13 August 2013
The number of MPs splitting from their spouses is rising
According to reports, one in six of the most recently elected Tory MPs has separated from spouses and partners; prompting calls to reform Westminster’s working culture.
The latest Conservative MP to announce his Separation from his wife of 15 years is Mark Pritchard who, according to reports, separated in April 2013 and is said to be in the “advanced stages” of Divorce. In March 2013, Claire Perry, David Cameron’s advisor on Children issues, also confirmed that she was splitting from her husband as a result of the couple having “grown steadily apart”.
In my experience, common reasons cited for the irretrievable Breakdown of a Marriage are a couple leading separate lives as a result of one or both parties becoming embroiled in work, rather than being able to focus on their relationship or family life. Pressures of work can have a negative impact upon a marriage or a relationship and the associated stress can cause an increase in tension and rows. Couples can end up hardly seeing each other or spending any time together as a result of their busy working lives. Spending more time at the office than at home, compiled with a lack of communication can lead to mistrust with other halves becoming suspicious that their spouse or partner may be having an extra marital affair.
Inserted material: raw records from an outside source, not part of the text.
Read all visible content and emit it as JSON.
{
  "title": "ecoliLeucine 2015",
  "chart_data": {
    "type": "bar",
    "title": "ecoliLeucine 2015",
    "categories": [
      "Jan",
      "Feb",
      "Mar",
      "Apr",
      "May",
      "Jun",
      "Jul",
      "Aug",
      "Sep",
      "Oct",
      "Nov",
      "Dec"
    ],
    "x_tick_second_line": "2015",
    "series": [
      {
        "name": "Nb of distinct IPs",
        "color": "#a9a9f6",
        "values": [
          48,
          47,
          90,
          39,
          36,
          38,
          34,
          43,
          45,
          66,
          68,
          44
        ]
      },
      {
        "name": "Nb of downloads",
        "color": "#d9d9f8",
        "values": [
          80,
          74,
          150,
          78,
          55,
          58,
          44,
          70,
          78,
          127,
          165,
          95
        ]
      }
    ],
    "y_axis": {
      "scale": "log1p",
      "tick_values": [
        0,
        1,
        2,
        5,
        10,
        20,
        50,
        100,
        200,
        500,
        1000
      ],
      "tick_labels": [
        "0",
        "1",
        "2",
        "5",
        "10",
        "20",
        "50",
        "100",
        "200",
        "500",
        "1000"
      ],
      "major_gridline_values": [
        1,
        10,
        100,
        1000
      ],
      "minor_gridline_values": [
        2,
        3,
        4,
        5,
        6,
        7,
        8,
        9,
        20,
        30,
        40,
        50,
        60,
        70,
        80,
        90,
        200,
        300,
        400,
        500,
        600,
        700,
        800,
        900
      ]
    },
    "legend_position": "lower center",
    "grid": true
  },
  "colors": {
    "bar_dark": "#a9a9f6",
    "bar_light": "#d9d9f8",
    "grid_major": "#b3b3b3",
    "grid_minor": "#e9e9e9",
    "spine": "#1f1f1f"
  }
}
MPs have previously cited these strains on marriage to justifying employing their spouses in their Commons offices. In the present register of interests, it is understood that Mr Pritchard declares that he employs his wife as an office manager. The employment of spouses is not of course available in the normal work arena and couples experiencing marital difficulties have to use the limited time that they are not at work to resolve their disputes and to place the focus back on each other and their relationship; something that can be easier said than done in balancing a hectic working life.